The general formula for rotating a point $(x, y)$ A degrees with respect to the origin is $$x' = x\cos(A) - y\sin(A)$$ $$y' = x\sin(A) + y\cos(A)$$

But, if we rotate with respect to (m, n), is $$x' = (x-m)\cos(A) - (y-n)\sin(A) + m$$ $$y' = (x-m)\sin(A) + (y-n)\cos(A) + n$$ It's better to use matrices here, but I can't get it to work. (Someone please edit it)

And that got me thinking, is rotating with respect to $(m, n)$ the same as rotating with respect to $(0, 0)$ and then translating the result by $(m, n)$?

Since rotating a point is only dependent on the angle we rotate with, then by translating the result does not affect "how much the point rotated." And if we rotate a point with respect to a point $(m, n)$, we can just assume $(m, n)$ as the origin and do rotation wrt the assumed origin like normal. Then considering where $(m, n)$ is, we possibly can find where the point lands wrt the original origin $(0,0)$ (I say possibly because I'm unsure.)
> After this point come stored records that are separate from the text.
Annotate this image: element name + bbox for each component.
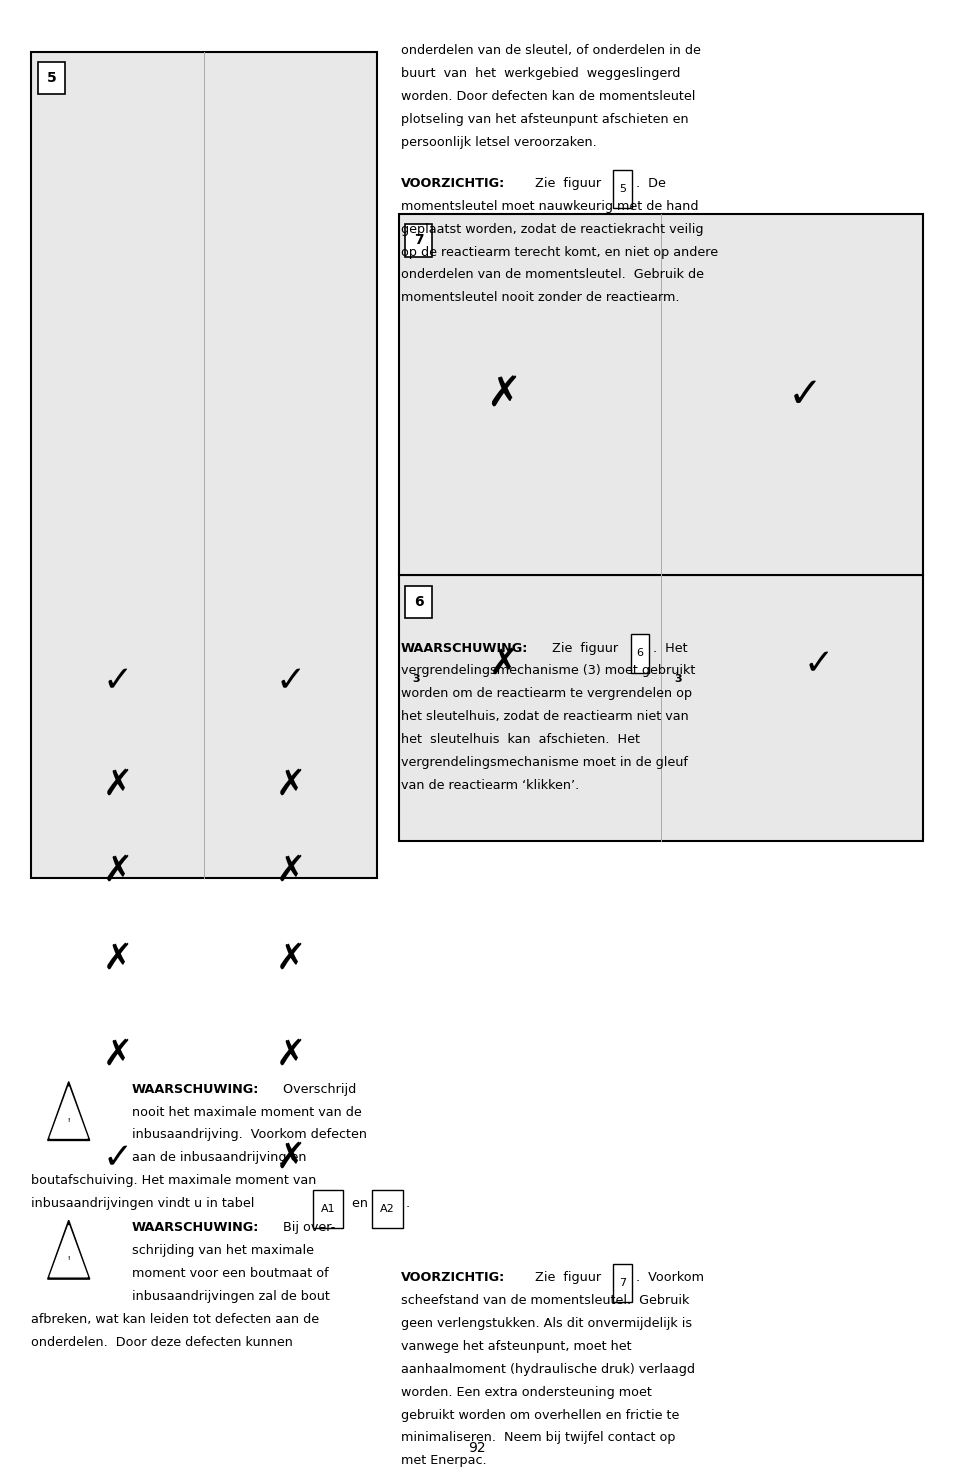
FancyBboxPatch shape: [630, 634, 648, 673]
Text: VOORZICHTIG:: VOORZICHTIG:: [400, 1271, 504, 1285]
Text: A1: A1: [320, 1204, 335, 1214]
Text: ✓: ✓: [103, 664, 132, 699]
Text: momentsleutel nooit zonder de reactiearm.: momentsleutel nooit zonder de reactiearm…: [400, 291, 679, 304]
Text: 7: 7: [618, 1279, 625, 1288]
Bar: [405, 224, 432, 257]
Bar: [38, 62, 65, 94]
Text: .  Het: . Het: [653, 642, 687, 655]
Text: ✗: ✗: [275, 941, 305, 976]
Bar: [405, 586, 432, 618]
Text: minimaliseren.  Neem bij twijfel contact op: minimaliseren. Neem bij twijfel contact …: [400, 1431, 675, 1444]
Text: ✓: ✓: [802, 646, 833, 681]
Text: met Enerpac.: met Enerpac.: [400, 1454, 486, 1468]
Polygon shape: [50, 1087, 88, 1139]
Text: ✗: ✗: [275, 1037, 305, 1072]
Text: momentsleutel moet nauwkeurig met de hand: momentsleutel moet nauwkeurig met de han…: [400, 199, 698, 212]
FancyBboxPatch shape: [613, 1264, 631, 1302]
FancyBboxPatch shape: [313, 1189, 343, 1227]
Text: !: !: [68, 1257, 70, 1261]
Text: moment voor een boutmaat of: moment voor een boutmaat of: [132, 1267, 328, 1280]
Text: het  sleutelhuis  kan  afschieten.  Het: het sleutelhuis kan afschieten. Het: [400, 733, 639, 746]
Text: 3: 3: [412, 674, 419, 683]
Text: Zie  figuur: Zie figuur: [526, 177, 604, 190]
Text: het sleutelhuis, zodat de reactiearm niet van: het sleutelhuis, zodat de reactiearm nie…: [400, 709, 688, 723]
Text: afbreken, wat kan leiden tot defecten aan de: afbreken, wat kan leiden tot defecten aa…: [31, 1313, 319, 1326]
Text: vergrendelingsmechanisme moet in de gleuf: vergrendelingsmechanisme moet in de gleu…: [400, 755, 687, 768]
Text: vergrendelingsmechanisme (3) moet gebruikt: vergrendelingsmechanisme (3) moet gebrui…: [400, 664, 695, 677]
Text: .  De: . De: [636, 177, 665, 190]
Text: ✗: ✗: [103, 767, 132, 802]
Text: inbusaandrijving.  Voorkom defecten: inbusaandrijving. Voorkom defecten: [132, 1128, 366, 1142]
Polygon shape: [48, 1081, 90, 1140]
Text: ✗: ✗: [486, 373, 520, 416]
Text: 92: 92: [468, 1441, 485, 1456]
Text: boutafschuiving. Het maximale moment van: boutafschuiving. Het maximale moment van: [31, 1174, 316, 1187]
Text: ✗: ✗: [103, 853, 132, 888]
Text: WAARSCHUWING:: WAARSCHUWING:: [132, 1083, 259, 1096]
Text: buurt  van  het  werkgebied  weggeslingerd: buurt van het werkgebied weggeslingerd: [400, 66, 679, 80]
Bar: [398, 575, 923, 841]
Text: ✗: ✗: [103, 1037, 132, 1072]
Text: WAARSCHUWING:: WAARSCHUWING:: [400, 642, 528, 655]
Text: WAARSCHUWING:: WAARSCHUWING:: [132, 1221, 259, 1235]
Text: 6: 6: [636, 649, 642, 658]
Text: worden. Een extra ondersteuning moet: worden. Een extra ondersteuning moet: [400, 1386, 651, 1398]
Text: .  Voorkom: . Voorkom: [636, 1271, 703, 1285]
Text: inbusaandrijvingen zal de bout: inbusaandrijvingen zal de bout: [132, 1289, 329, 1302]
Text: ✗: ✗: [275, 853, 305, 888]
Text: geplaatst worden, zodat de reactiekracht veilig: geplaatst worden, zodat de reactiekracht…: [400, 223, 702, 236]
Text: 5: 5: [618, 184, 625, 193]
Bar: [31, 52, 376, 878]
Text: ✓: ✓: [275, 664, 305, 699]
Text: 5: 5: [47, 71, 56, 86]
Text: en: en: [348, 1198, 372, 1210]
Text: 3: 3: [674, 674, 681, 683]
Text: Zie  figuur: Zie figuur: [526, 1271, 604, 1285]
Text: schrijding van het maximale: schrijding van het maximale: [132, 1245, 314, 1257]
Text: gebruikt worden om overhellen en frictie te: gebruikt worden om overhellen en frictie…: [400, 1409, 679, 1422]
Text: A2: A2: [379, 1204, 395, 1214]
Text: .: .: [405, 1198, 409, 1210]
Text: ✓: ✓: [103, 1140, 132, 1176]
Polygon shape: [50, 1226, 88, 1277]
Text: ✓: ✓: [787, 373, 822, 416]
Text: Bij over-: Bij over-: [274, 1221, 335, 1235]
FancyBboxPatch shape: [372, 1189, 402, 1227]
Text: onderdelen van de sleutel, of onderdelen in de: onderdelen van de sleutel, of onderdelen…: [400, 44, 700, 58]
Text: 7: 7: [414, 233, 423, 248]
Text: ✗: ✗: [275, 1140, 305, 1176]
Text: worden om de reactiearm te vergrendelen op: worden om de reactiearm te vergrendelen …: [400, 687, 691, 701]
Text: !: !: [68, 1118, 70, 1122]
Text: inbusaandrijvingen vindt u in tabel: inbusaandrijvingen vindt u in tabel: [31, 1198, 258, 1210]
Text: plotseling van het afsteunpunt afschieten en: plotseling van het afsteunpunt afschiete…: [400, 112, 687, 125]
Text: scheefstand van de momentsleutel.  Gebruik: scheefstand van de momentsleutel. Gebrui…: [400, 1295, 688, 1307]
Text: ✗: ✗: [488, 646, 518, 681]
Polygon shape: [48, 1220, 90, 1279]
Text: ✗: ✗: [275, 767, 305, 802]
Text: Overschrijd: Overschrijd: [274, 1083, 355, 1096]
Text: Zie  figuur: Zie figuur: [543, 642, 621, 655]
Text: 6: 6: [414, 594, 423, 609]
Text: onderdelen van de momentsleutel.  Gebruik de: onderdelen van de momentsleutel. Gebruik…: [400, 268, 703, 282]
Text: nooit het maximale moment van de: nooit het maximale moment van de: [132, 1106, 361, 1118]
Text: vanwege het afsteunpunt, moet het: vanwege het afsteunpunt, moet het: [400, 1339, 631, 1353]
FancyBboxPatch shape: [613, 170, 631, 208]
Text: van de reactiearm ‘klikken’.: van de reactiearm ‘klikken’.: [400, 779, 578, 792]
Text: aan de inbusaandrijving en: aan de inbusaandrijving en: [132, 1150, 306, 1164]
Text: op de reactiearm terecht komt, en niet op andere: op de reactiearm terecht komt, en niet o…: [400, 245, 717, 258]
Text: aanhaalmoment (hydraulische druk) verlaagd: aanhaalmoment (hydraulische druk) verlaa…: [400, 1363, 694, 1376]
Text: VOORZICHTIG:: VOORZICHTIG:: [400, 177, 504, 190]
Text: worden. Door defecten kan de momentsleutel: worden. Door defecten kan de momentsleut…: [400, 90, 695, 103]
Text: ✗: ✗: [103, 941, 132, 976]
Text: onderdelen.  Door deze defecten kunnen: onderdelen. Door deze defecten kunnen: [31, 1336, 294, 1348]
Bar: [398, 214, 923, 575]
Text: persoonlijk letsel veroorzaken.: persoonlijk letsel veroorzaken.: [400, 136, 596, 149]
Text: geen verlengstukken. Als dit onvermijdelijk is: geen verlengstukken. Als dit onvermijdel…: [400, 1317, 691, 1330]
Its hard to visualize this so I decided to ask: is rotating with respect to $(m, n)$ the same as rotating with respect to $(0, 0)$ and then translating the result by $(m, n)$?

Answer 1

The representation using matrices would be $R(x,y)= \left ( \begin{array} {ccc} \cos(\alpha) & -\sin(\alpha) \\ \sin(\alpha) & \cos(\alpha)\end{array}\right) \left( \begin{array}{ccc} x \\ y \\ \end{array}\right) $, where $\alpha$ is the angle of rotation.
In general, this is not true. Take for instance $(1,0)$ and a rotation of $\alpha = \pi/2$ (with respect to the origin). This is now $(0,1)$. If we compose it with a traslation with vector $v = (1,1),$ the final point would be $(1,2)$. Let's do it on the other way. If one first applies to $(1,0)$ the traslation, one obtains $(2,3)$. The rotation of $\alpha = \pi/2$ degrees now gives another point which is not $(1,2)$ (you can calculate the point using the matrix expression).

Answer 2

Rotating about $(m, n)$ is not the same as rotating about $(0,0)$ and translating by $(m, n)$. To see this note that former leaves $(m, n)$ unchanged while later will always move it to a different point. What's true however is that rotating about $(m, n)$ is same as first translating $(m, n)$ to $(0,0)$, then rotating about $(0,0)$ and then translating everything back by $(m, n)$. So first you take $(x, y)$ to $(x-m, y -n)$. Then rotate it about origin by angle $\theta$ which gives you

$\begin{bmatrix}\cos\theta & -\sin\theta\\ \sin\theta & \cos\theta\end{bmatrix} \begin{bmatrix}x -m \\ y-n\end{bmatrix}$

And finally translating everything back by $(m, n)$ gives you

$\begin{bmatrix}\cos\theta & -\sin\theta\\ \sin\theta & \cos\theta\end{bmatrix} \begin{bmatrix}x -m \\ y-n\end{bmatrix} + \begin{bmatrix} m \\ n\end{bmatrix}$